In the U.S., NOPA has recently reported increased capacity utilization in the low 90% range, the USDA is projecting a 6.5 million-acre shift from corn to beans in 2008, crop conditions in Brazil and Europe are good.
We do currently see -- continue to see overcapacity in global bio diesel.
Slide nine summarizes second quarter operating profit for the corn processing segment which decreased 18% to $275 million from $336 million last year.
Sweetness and starches results declined $5 million as increased corn costs and higher manufacturing expenses were almost offset by a higher selling prices for all key products.
Bio products results declined $56 million due principally to lower ethanol selling prices and higher corn costs partially offset by increased ethanol sales volumes and improved [licensing] results.
Current market conditions for corn processing remain mixed.
We are currently seeing higher corn costs and are expecting to see increased average ethanol and sweetener selling prices.
North American ethanol markets are continuing to grow.
Spot prices have increased to about $2.40 gallon delivered.
We look cautiously ahead as forward cash prices reflect market concerns about the industry's ability to absorb new additional capacity scheduled to come into production.
Lastly, we look forward to the full benefit of NAFTA.
I will turn to slide 10 which highlights our agricultural services operating profits.
This quarter was an exceptional quarter for our merchandising and handling businesses, which drove overall agricultural services operating profits up 140% to $315 million.
Merchandising and handling results improved $194 million as we handled record quantities of grains and oilseeds and capitalized on margin opportunities in grain origination, freight and export markets.

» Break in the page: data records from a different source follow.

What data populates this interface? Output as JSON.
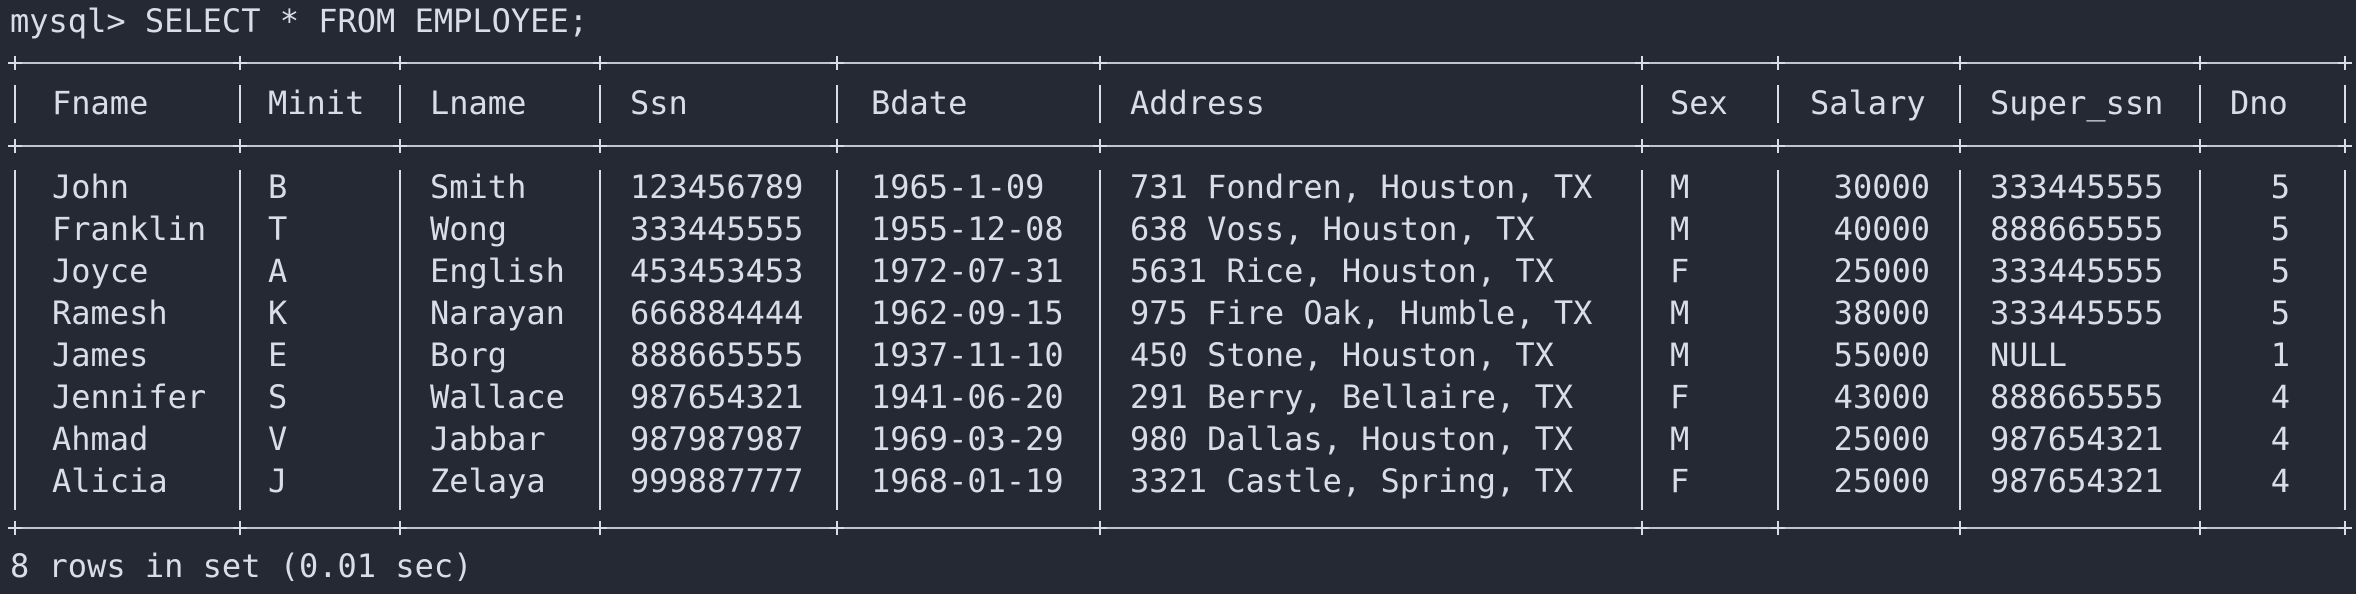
{
  "terminal": {
    "prompt": "mysql>",
    "command": "SELECT * FROM EMPLOYEE;",
    "footer": "8 rows in set (0.01 sec)"
  },
  "table": {
    "columns": [
      "Fname",
      "Minit",
      "Lname",
      "Ssn",
      "Bdate",
      "Address",
      "Sex",
      "Salary",
      "Super_ssn",
      "Dno"
    ],
    "rows": [
      [
        "John",
        "B",
        "Smith",
        "123456789",
        "1965-1-09",
        "731 Fondren, Houston, TX",
        "M",
        "30000",
        "333445555",
        "5"
      ],
      [
        "Franklin",
        "T",
        "Wong",
        "333445555",
        "1955-12-08",
        "638 Voss, Houston, TX",
        "M",
        "40000",
        "888665555",
        "5"
      ],
      [
        "Joyce",
        "A",
        "English",
        "453453453",
        "1972-07-31",
        "5631 Rice, Houston, TX",
        "F",
        "25000",
        "333445555",
        "5"
      ],
      [
        "Ramesh",
        "K",
        "Narayan",
        "666884444",
        "1962-09-15",
        "975 Fire Oak, Humble, TX",
        "M",
        "38000",
        "333445555",
        "5"
      ],
      [
        "James",
        "E",
        "Borg",
        "888665555",
        "1937-11-10",
        "450 Stone, Houston, TX",
        "M",
        "55000",
        "NULL",
        "1"
      ],
      [
        "Jennifer",
        "S",
        "Wallace",
        "987654321",
        "1941-06-20",
        "291 Berry, Bellaire, TX",
        "F",
        "43000",
        "888665555",
        "4"
      ],
      [
        "Ahmad",
        "V",
        "Jabbar",
        "987987987",
        "1969-03-29",
        "980 Dallas, Houston, TX",
        "M",
        "25000",
        "987654321",
        "4"
      ],
      [
        "Alicia",
        "J",
        "Zelaya",
        "999887777",
        "1968-01-19",
        "3321 Castle, Spring, TX",
        "F",
        "25000",
        "987654321",
        "4"
      ]
    ]
  }
}
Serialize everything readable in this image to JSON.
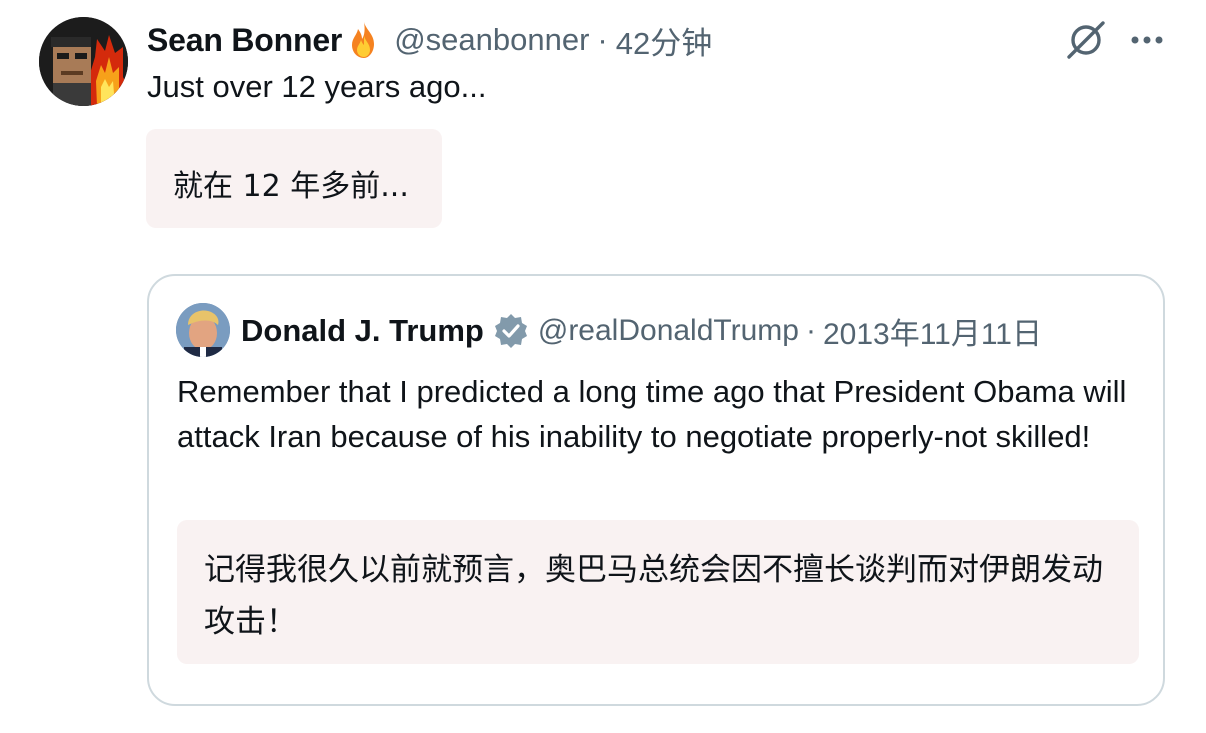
{
  "tweet": {
    "author_name": "Sean Bonner",
    "author_emoji": "fire-emoji",
    "handle": "@seanbonner",
    "separator": "·",
    "time": "42分钟",
    "text": "Just over 12 years ago...",
    "translation": "就在 12 年多前..."
  },
  "quoted_tweet": {
    "author_name": "Donald J. Trump",
    "verified_badge": "verified-badge-icon",
    "handle": "@realDonaldTrump",
    "separator": "·",
    "date": "2013年11月11日",
    "text": "Remember that I predicted a long time ago that President Obama will attack Iran because of his inability to negotiate properly-not skilled!",
    "translation": "记得我很久以前就预言，奥巴马总统会因不擅长谈判而对伊朗发动攻击！"
  },
  "icons": {
    "grok": "grok-icon",
    "more": "more-icon"
  },
  "colors": {
    "text_primary": "#0f1419",
    "text_secondary": "#536471",
    "translation_bg": "#f9f2f2",
    "border": "#cfd9de",
    "verified_badge": "#829aab"
  }
}
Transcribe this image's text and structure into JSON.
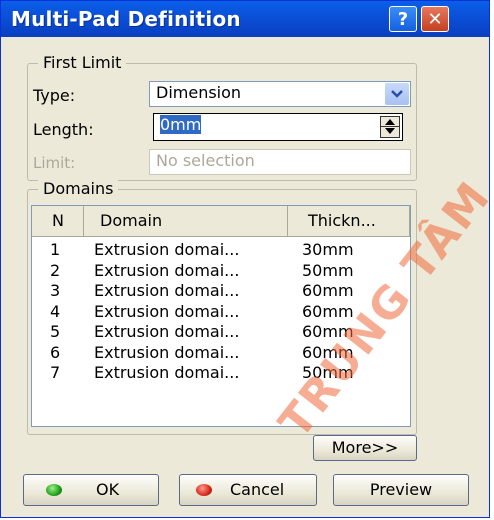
{
  "window": {
    "title": "Multi-Pad Definition",
    "help_glyph": "?",
    "close_glyph": "✕"
  },
  "first_limit": {
    "legend": "First Limit",
    "type_label": "Type:",
    "type_value": "Dimension",
    "length_label": "Length:",
    "length_value": "0mm",
    "limit_label": "Limit:",
    "limit_value": "No selection"
  },
  "domains": {
    "legend": "Domains",
    "columns": [
      "N",
      "Domain",
      "Thickn..."
    ],
    "rows": [
      [
        "1",
        "Extrusion domai...",
        "30mm"
      ],
      [
        "2",
        "Extrusion domai...",
        "50mm"
      ],
      [
        "3",
        "Extrusion domai...",
        "60mm"
      ],
      [
        "4",
        "Extrusion domai...",
        "60mm"
      ],
      [
        "5",
        "Extrusion domai...",
        "60mm"
      ],
      [
        "6",
        "Extrusion domai...",
        "60mm"
      ],
      [
        "7",
        "Extrusion domai...",
        "50mm"
      ]
    ]
  },
  "buttons": {
    "more": "More>>",
    "ok": "OK",
    "cancel": "Cancel",
    "preview": "Preview"
  },
  "watermark_text": "TRUNG TÂM",
  "colors": {
    "title_bar": "#0a5fe8",
    "dialog_bg": "#ece9d8",
    "selection": "#316ac5",
    "watermark": "#f06a3a"
  },
  "icons": [
    "help-icon",
    "close-icon",
    "dropdown-arrow-icon",
    "spin-icon",
    "ok-status-icon",
    "cancel-status-icon"
  ]
}
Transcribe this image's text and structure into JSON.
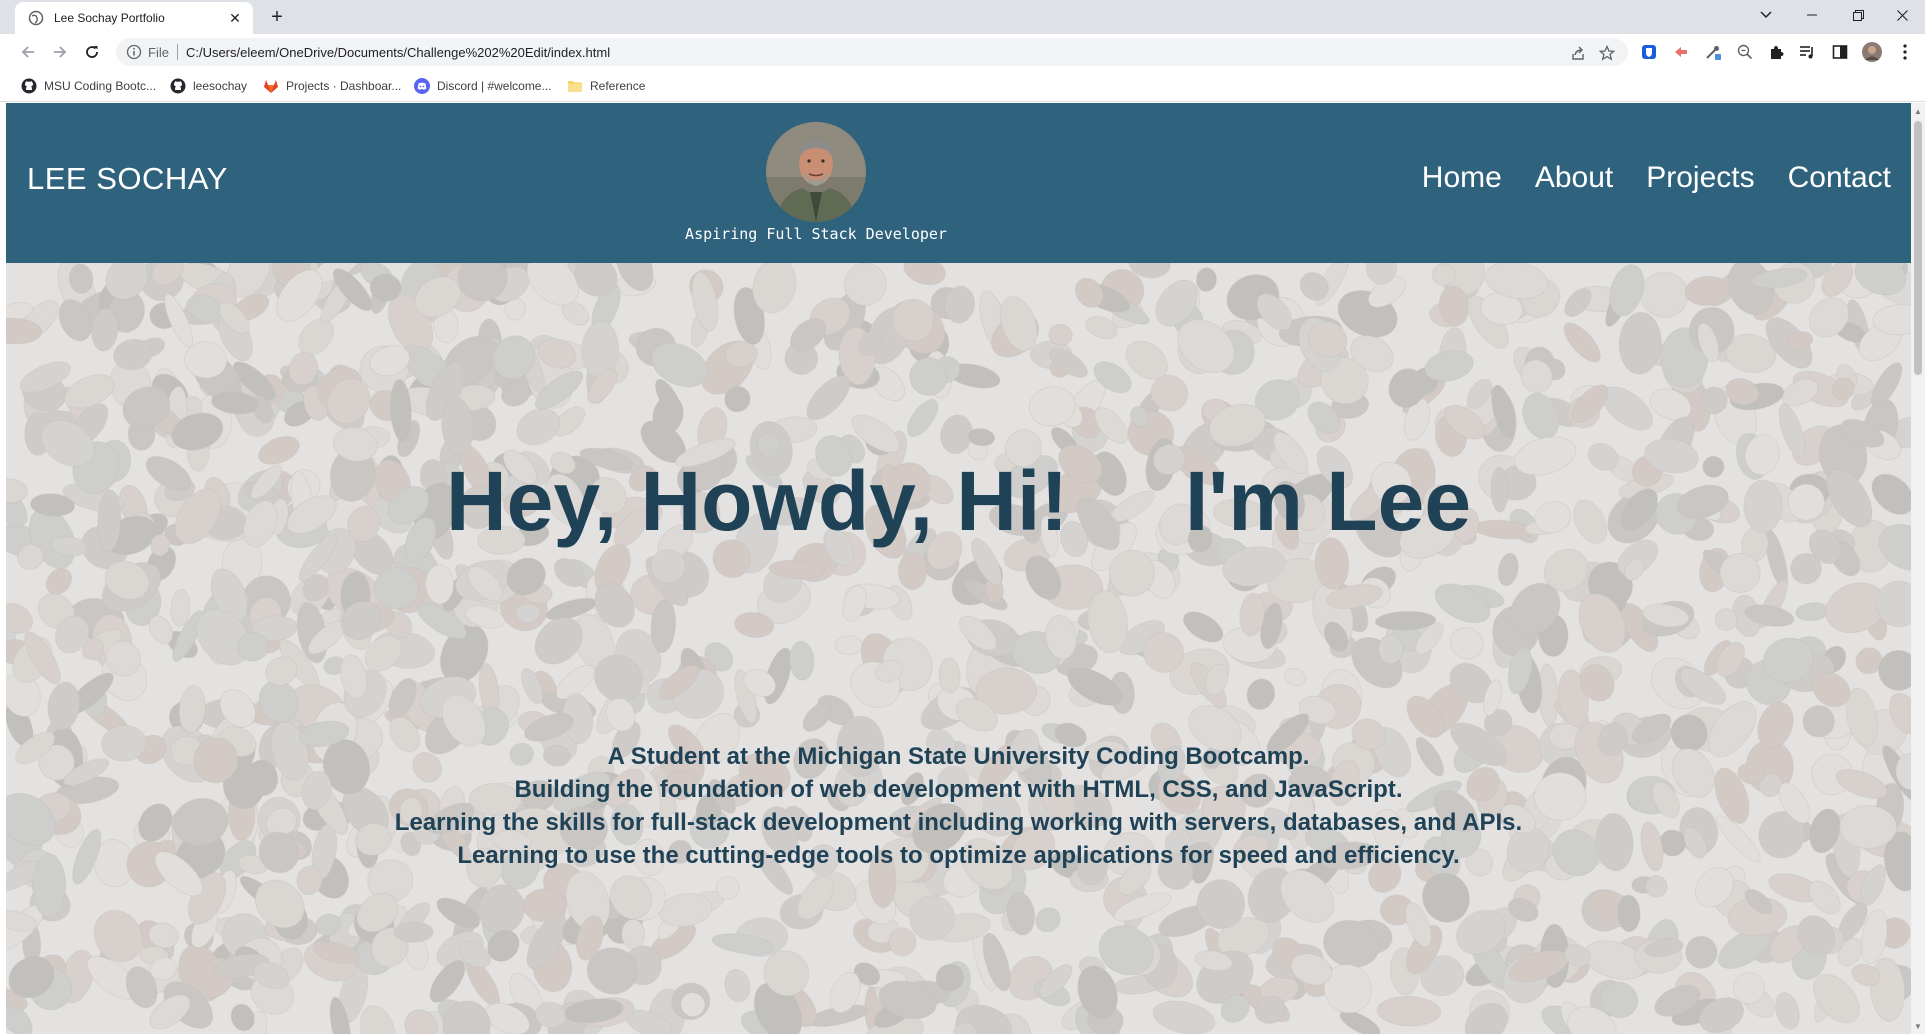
{
  "browser": {
    "tab_title": "Lee Sochay Portfolio",
    "tab_close": "✕",
    "new_tab": "+",
    "url_scheme": "File",
    "url": "C:/Users/eleem/OneDrive/Documents/Challenge%202%20Edit/index.html",
    "bookmarks": [
      {
        "label": "MSU Coding Bootc...",
        "icon": "github-icon"
      },
      {
        "label": "leesochay",
        "icon": "github-icon"
      },
      {
        "label": "Projects · Dashboar...",
        "icon": "gitlab-icon"
      },
      {
        "label": "Discord | #welcome...",
        "icon": "discord-icon"
      },
      {
        "label": "Reference",
        "icon": "folder-icon"
      }
    ]
  },
  "site": {
    "brand": "LEE SOCHAY",
    "tagline": "Aspiring Full Stack Developer",
    "nav": [
      "Home",
      "About",
      "Projects",
      "Contact"
    ],
    "hero_title": "Hey, Howdy, Hi!     I'm Lee",
    "hero_lines": [
      "A Student at the Michigan State University Coding Bootcamp.",
      "Building the foundation of web development with HTML, CSS, and JavaScript.",
      "Learning the skills for full-stack development including working with servers, databases, and APIs.",
      "Learning to use the cutting-edge tools to optimize applications for speed and efficiency."
    ]
  },
  "colors": {
    "header_bg": "#2e627d",
    "hero_text": "#1f4256",
    "chrome_bg": "#dee1e6"
  }
}
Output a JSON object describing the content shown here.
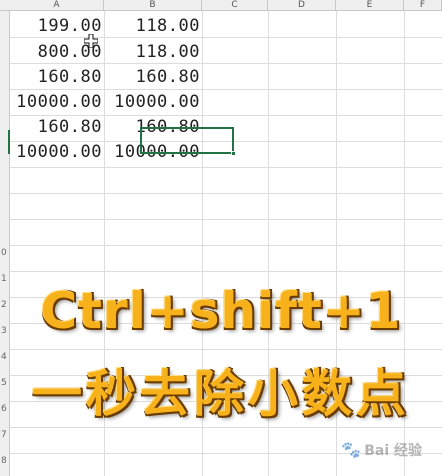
{
  "columns": [
    "A",
    "B",
    "C",
    "D",
    "E",
    "F"
  ],
  "rows": [
    "",
    "",
    "",
    "",
    "",
    "",
    "",
    "",
    "",
    "0",
    "1",
    "2",
    "3",
    "4",
    "5",
    "6",
    "7",
    "8"
  ],
  "cells": [
    {
      "a": "199.00",
      "b": "118.00"
    },
    {
      "a": "800.00",
      "b": "118.00"
    },
    {
      "a": "160.80",
      "b": "160.80"
    },
    {
      "a": "10000.00",
      "b": "10000.00"
    },
    {
      "a": "160.80",
      "b": "160.80"
    },
    {
      "a": "10000.00",
      "b": "10000.00"
    }
  ],
  "overlay": {
    "line1": "Ctrl+shift+1",
    "line2": "一秒去除小数点"
  },
  "watermark": "Bai 经验",
  "colors": {
    "overlay_text": "#f7b21b",
    "selection_border": "#217346"
  }
}
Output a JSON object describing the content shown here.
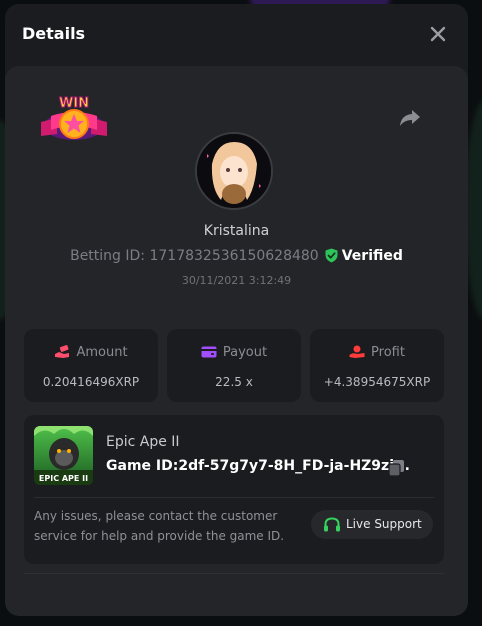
{
  "modal": {
    "title": "Details"
  },
  "bet": {
    "username": "Kristalina",
    "betting_id_label": "Betting ID:",
    "betting_id": "1717832536150628480",
    "verified_label": "Verified",
    "timestamp": "30/11/2021 3:12:49",
    "badge_text": "WIN"
  },
  "stats": [
    {
      "label": "Amount",
      "value": "0.20416496XRP",
      "icon": "money-hand-icon",
      "color": "#ff4d6d"
    },
    {
      "label": "Payout",
      "value": "22.5 x",
      "icon": "wallet-icon",
      "color": "#a24dff"
    },
    {
      "label": "Profit",
      "value": "+4.38954675XRP",
      "icon": "coin-hand-icon",
      "color": "#ff3b3b"
    }
  ],
  "game": {
    "name": "Epic Ape II",
    "id_label": "Game ID:",
    "id_value": "2df-57g7y7-8H_FD-ja-HZ9zj...",
    "thumb_text": "EPIC APE II"
  },
  "notice": "Any issues, please contact the customer service for help and provide the game ID.",
  "support": {
    "label": "Live Support",
    "color": "#37d05c"
  },
  "colors": {
    "verified_green": "#2fc35b",
    "modal_bg": "#1a1c1f",
    "content_bg": "#232528"
  }
}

These opportunities resulted from large U.S.
crops, global grain imbalances, volatile market conditions, and expanding supply chain needs.
Operating earnings from barge and truck transportation declined $10 million due principally to higher fuel and labor costs and somewhat lower south-bound barge freight rates.
Rapidly changing market factors translate into facing a different set of market opportunities for agricultural services each new quarter.
We continue to see volatility in ocean freight and commodity markets and have seen that the largest part of the U.S.
crop has already moved to market.
Slide 11 is an operating profit analysis of the other segment sharing a $38 million improvement to $146 million from $108 million last year.
Wheat, cocoa and malt improved $28 million due to improved margin conditions in North American wheat milling and our malt business.
These improvements were partially offset by weaker cocoa press and chocolate margins.
Current conditions in cocoa should support a better margin outlook going forward and we continue to focus on finding network and plant efficiency in wheat processing and on driving cost efficiency improvements in our malt operations.
Financial earnings increased $10 million due to marketable security gains from the company's brokerage services business.
Slide 12 looks at our corporate costs which increased $132 million to $270 million due principally to the $118 million increase in LIFO inventory evaluations caused by significant commodity price increases.
Investment income net increased $15 million and our corporate costs were up $11 million mainly due to the cost of European consolidation project.
Other costs, principally the elimination of our minority interest increase $18 million.
Slide 13 is a summary of the company's financial condition as of December 31st.
The strengths of our balance sheet and access to liquidity in the capital markets has allowed us to support the significant increase in our working capital levels and capture the profit opportunities it provides.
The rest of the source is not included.